One reason you don’t overcome these defenses is that you don’t anticipate them. You think the jury will use “common sense” and “see right through” the defendant’s nonsense defenses. Not so. At a jury trial, juries are not on the victim’s side. A trial is like communicating effectively in business. They are clearly biased in favor of healthcare workers. And the law favors them, too.
Here’s an example: Doctors and the hospital left a surgical instrument inside the patient’s abdomen during surgery. Seems like a clear case of medical negligence, right? No, because the defendants always have defenses and it only takes one defense argument to win.
Defenses’. We X-rayed him after the surgery and saw the instrument, but we thought he was simply lying on top of it, not that it was inside him.
Overcoming defenses’. It was a breach of the standard of care to do this type of X-ray; the standard called for a side view too. 1’he defendants just wanted to save money by hurrying up the surgery and left the instrument inside of him, and they just wanted to save money by not doing the proper type X-ray to discover their negligence. Besides, it was a clear breach of the standard of care to operate on a man who is lying on an instrument – and our expert witness has explained to you why doing so shows even more negligence and greed on the defendant’s part.
You lose because you allow the doctor too much “wiggle” room to make excuses (defenses). You must force the doctor into a defensive position and eliminate any room to wiggle. That begins with the medical records.
Lock the defendants into the medical records. Ask about every word, every j abbreviation, and every notation.

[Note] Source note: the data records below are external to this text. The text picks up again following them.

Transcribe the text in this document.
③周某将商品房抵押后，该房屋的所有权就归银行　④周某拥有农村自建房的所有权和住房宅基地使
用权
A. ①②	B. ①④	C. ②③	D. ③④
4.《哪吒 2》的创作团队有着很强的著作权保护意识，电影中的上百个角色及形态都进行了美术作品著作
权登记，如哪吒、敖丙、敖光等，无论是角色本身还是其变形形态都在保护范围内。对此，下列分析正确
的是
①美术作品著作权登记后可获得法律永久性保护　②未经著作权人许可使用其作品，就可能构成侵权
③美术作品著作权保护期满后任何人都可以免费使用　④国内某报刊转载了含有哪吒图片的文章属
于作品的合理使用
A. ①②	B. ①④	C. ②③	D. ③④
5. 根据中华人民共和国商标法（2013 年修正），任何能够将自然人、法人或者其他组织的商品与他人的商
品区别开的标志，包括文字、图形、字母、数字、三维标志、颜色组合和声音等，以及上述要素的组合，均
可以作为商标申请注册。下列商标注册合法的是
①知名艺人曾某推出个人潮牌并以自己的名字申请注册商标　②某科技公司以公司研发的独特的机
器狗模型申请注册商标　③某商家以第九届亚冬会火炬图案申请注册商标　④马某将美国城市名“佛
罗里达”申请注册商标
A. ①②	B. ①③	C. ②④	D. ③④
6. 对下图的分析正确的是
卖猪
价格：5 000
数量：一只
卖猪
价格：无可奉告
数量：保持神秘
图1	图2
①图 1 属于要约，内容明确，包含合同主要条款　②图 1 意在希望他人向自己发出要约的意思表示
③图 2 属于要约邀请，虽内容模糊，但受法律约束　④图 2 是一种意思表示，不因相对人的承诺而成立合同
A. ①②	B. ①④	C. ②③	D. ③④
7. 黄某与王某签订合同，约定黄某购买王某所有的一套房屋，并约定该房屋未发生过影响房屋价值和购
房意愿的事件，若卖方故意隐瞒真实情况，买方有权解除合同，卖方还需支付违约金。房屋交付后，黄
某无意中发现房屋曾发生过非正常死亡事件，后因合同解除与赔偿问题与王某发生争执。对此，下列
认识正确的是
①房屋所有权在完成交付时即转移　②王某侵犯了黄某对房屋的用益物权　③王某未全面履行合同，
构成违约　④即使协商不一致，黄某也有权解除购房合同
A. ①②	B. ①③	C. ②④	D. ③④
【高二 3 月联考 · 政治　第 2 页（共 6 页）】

Here’s why. The nurses’ notes say, “No ‘pulse.” The doctor will read that as, “Normal pulse.” You must ask what the words used actually mean. Never assume you understand the doctor’s meaning of; a word. Next, ask whether it accurately! Reflects what happened. Remember, doctors will read and explain what the notation says, but come back later and say, “But that’s not what really happened,” unless you lock them in from the very beginning.

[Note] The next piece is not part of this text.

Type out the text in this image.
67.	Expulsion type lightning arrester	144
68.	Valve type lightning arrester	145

You lose because you allow doctors to get away with a subtle form of lying, in particular, with their use of the term “complication.”

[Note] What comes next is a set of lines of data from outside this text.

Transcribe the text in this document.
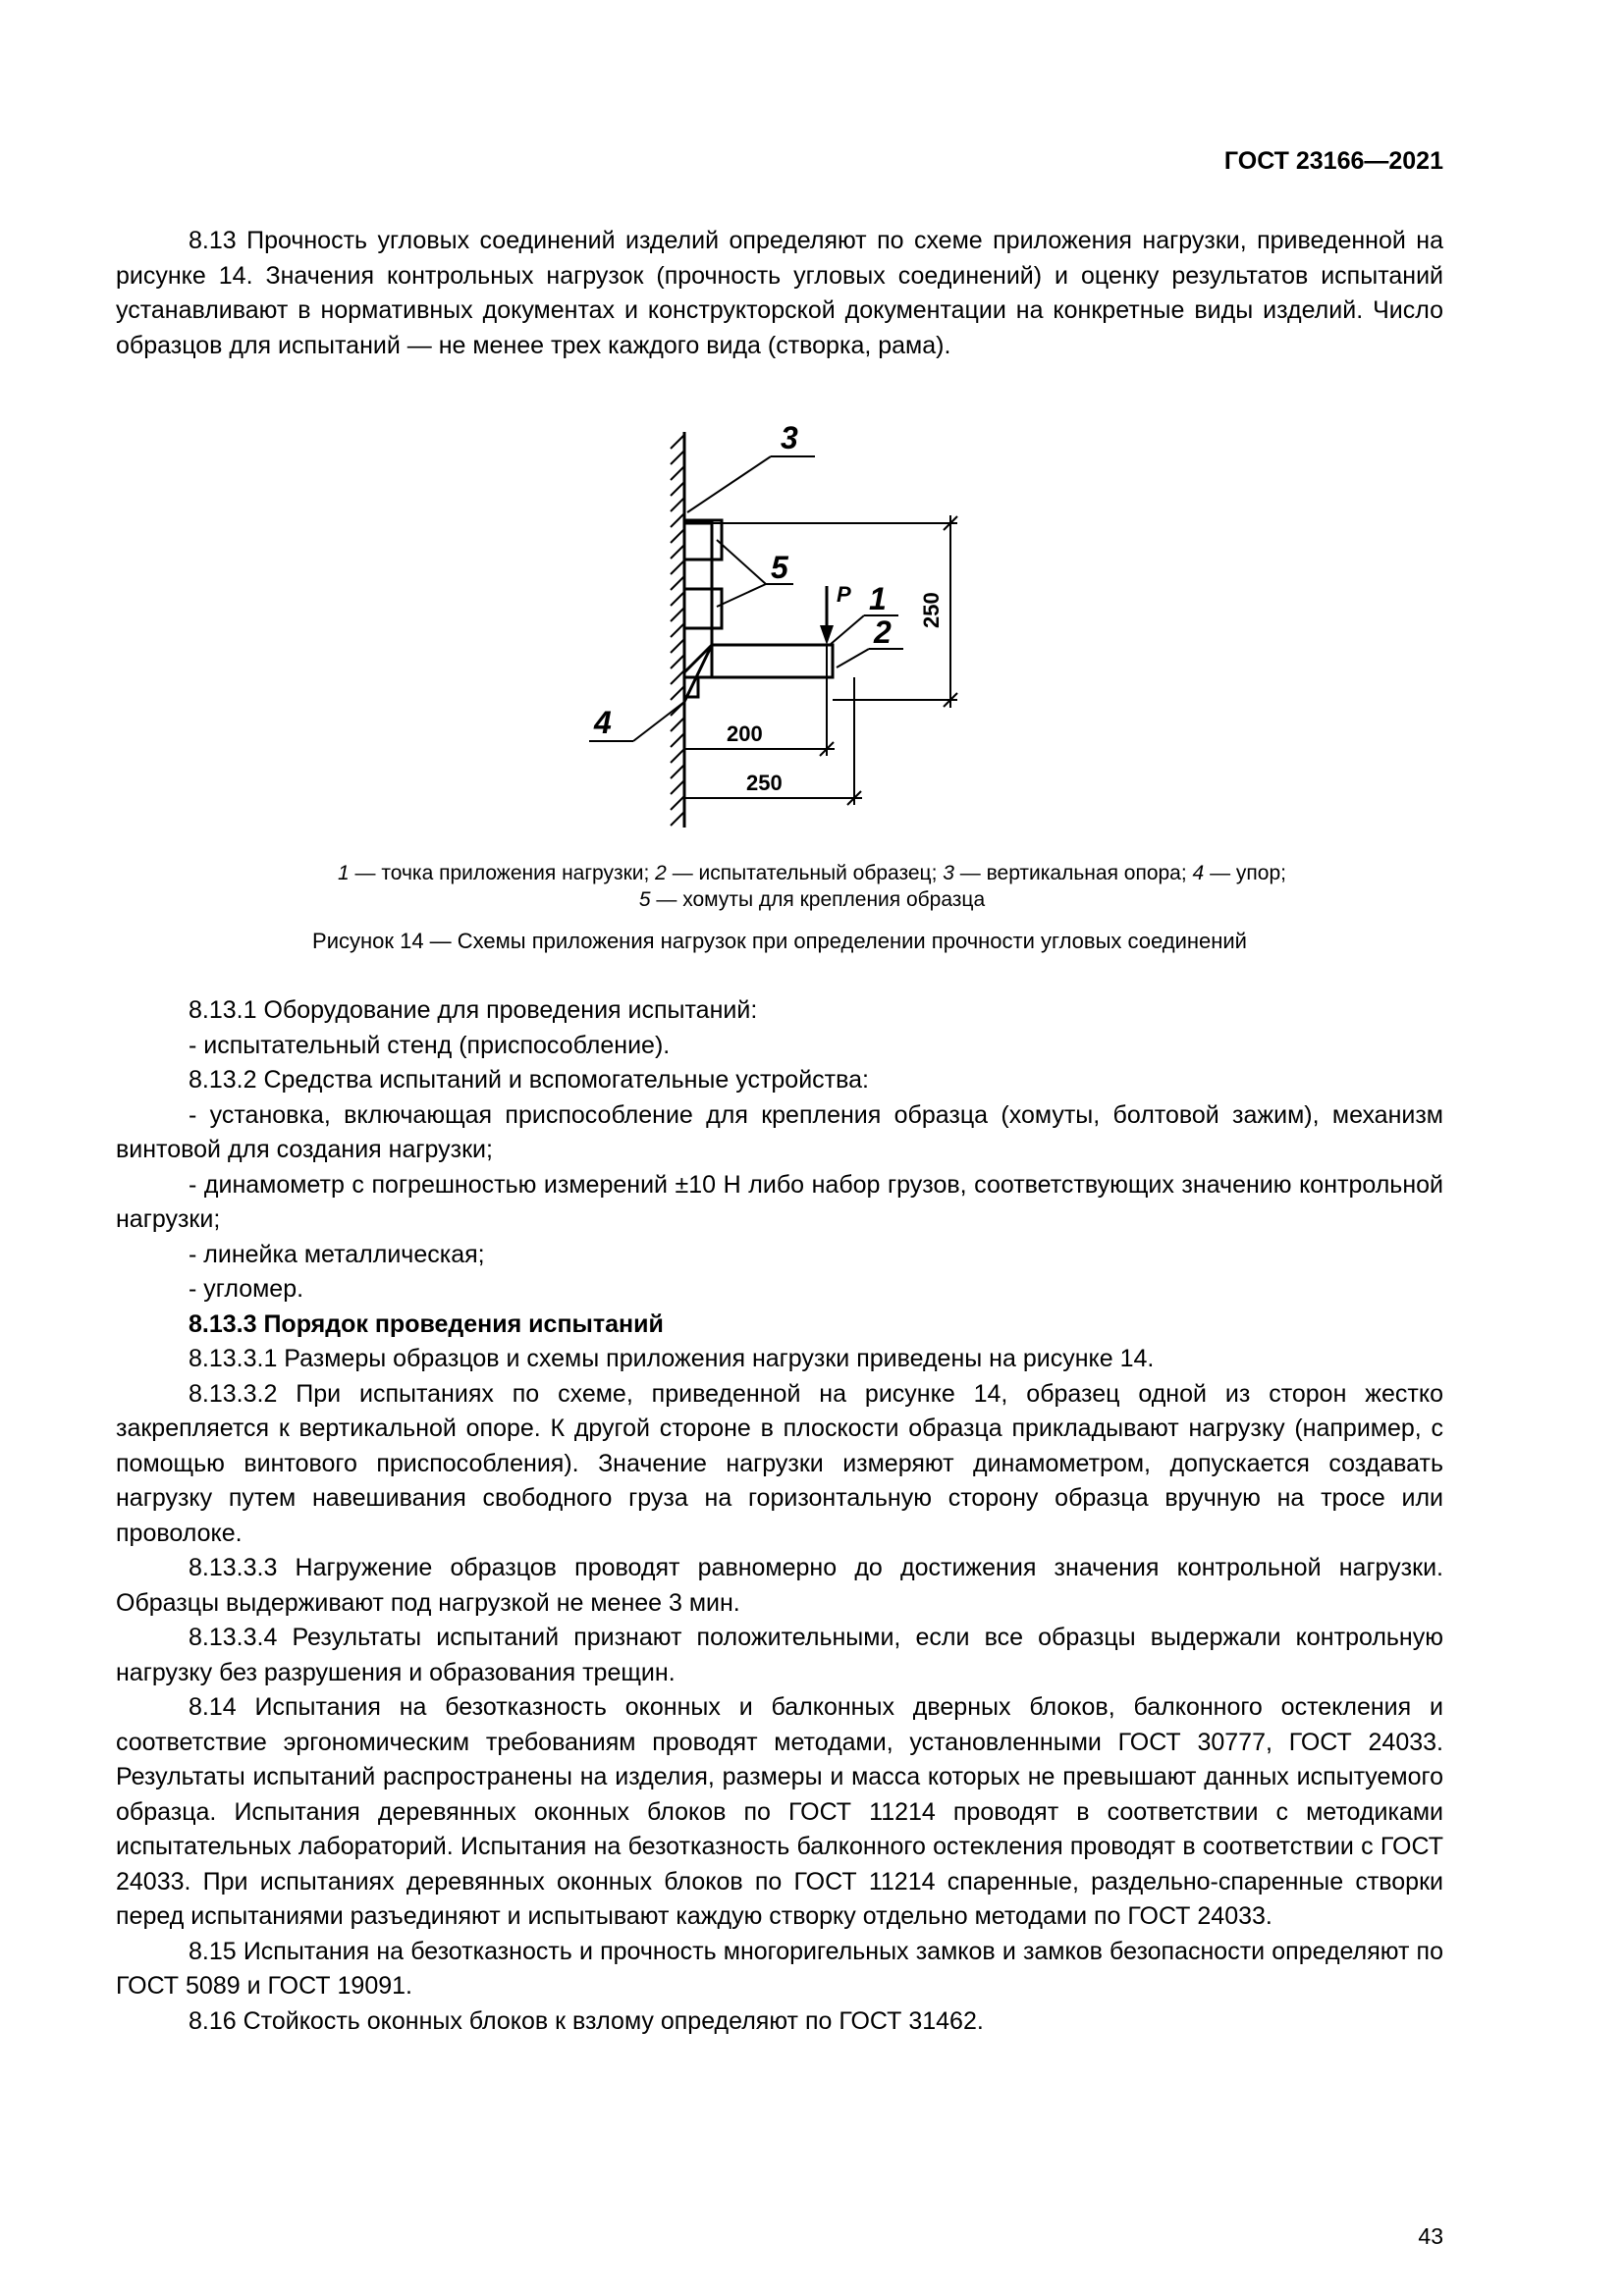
ГОСТ 23166—2021

8.13 Прочность угловых соединений изделий определяют по схеме приложения нагрузки, приведенной на рисунке 14. Значения контрольных нагрузок (прочность угловых соединений) и оценку результатов испытаний устанавливают в нормативных документах и конструкторской документации на конкретные виды изделий. Число образцов для испытаний — не менее трех каждого вида (створка, рама).

P
3
5
1
2
4
250
200
250
1 — точка приложения нагрузки; 2 — испытательный образец; 3 — вертикальная опора; 4 — упор;
5 — хомуты для крепления образца
Рисунок 14 — Схемы приложения нагрузок при определении прочности угловых соединений

8.13.1 Оборудование для проведения испытаний:

- испытательный стенд (приспособление).

8.13.2 Средства испытаний и вспомогательные устройства:

- установка, включающая приспособление для крепления образца (хомуты, болтовой зажим), механизм винтовой для создания нагрузки;

- динамометр с погрешностью измерений ±10 Н либо набор грузов, соответствующих значению контрольной нагрузки;

- линейка металлическая;

- угломер.

8.13.3 Порядок проведения испытаний

8.13.3.1 Размеры образцов и схемы приложения нагрузки приведены на рисунке 14.

8.13.3.2 При испытаниях по схеме, приведенной на рисунке 14, образец одной из сторон жестко закрепляется к вертикальной опоре. К другой стороне в плоскости образца прикладывают нагрузку (например, с помощью винтового приспособления). Значение нагрузки измеряют динамометром, допускается создавать нагрузку путем навешивания свободного груза на горизонтальную сторону образца вручную на тросе или проволоке.

8.13.3.3 Нагружение образцов проводят равномерно до достижения значения контрольной нагрузки. Образцы выдерживают под нагрузкой не менее 3 мин.

8.13.3.4 Результаты испытаний признают положительными, если все образцы выдержали контрольную нагрузку без разрушения и образования трещин.

8.14 Испытания на безотказность оконных и балконных дверных блоков, балконного остекления и соответствие эргономическим требованиям проводят методами, установленными ГОСТ 30777, ГОСТ 24033. Результаты испытаний распространены на изделия, размеры и масса которых не превышают данных испытуемого образца. Испытания деревянных оконных блоков по ГОСТ 11214 проводят в соответствии с методиками испытательных лабораторий. Испытания на безотказность балконного остекления проводят в соответствии с ГОСТ 24033. При испытаниях деревянных оконных блоков по ГОСТ 11214 спаренные, раздельно-спаренные створки перед испытаниями разъединяют и испытывают каждую створку отдельно методами по ГОСТ 24033.

8.15 Испытания на безотказность и прочность многоригельных замков и замков безопасности определяют по ГОСТ 5089 и ГОСТ 19091.

8.16 Стойкость оконных блоков к взлому определяют по ГОСТ 31462.

43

Since 1981 the AMA Code of Ethics requires a doctor to tell the truth “even in the face of a potential lawsuit.” But the rules do not require telling the whole truth; only that which provides the patient with enough information “so the patient; can make a proper medical decision about: what to do next.” This loophole allows!
Doctors claim the existence of a “complication” without telling whether this was: an avoidable complication.
In a deposition, you must ask the doctor to explain the difference and ask this: “Doctor, this was an avoidable complication wasn’t it?” If you get an equivocal response, keep questioning, “Really, why?” Always keep asking, “This complication happened because you were trying to save money or time, right?” Or this, “You overlooked this complication because you were in a hurry, right?”
Never think that asking about defenses somehow tips off the defendants to defenses they never thought about. Defense lawyers and insurance companies have plenty of cases just like yours where specious defenses were raised and they won.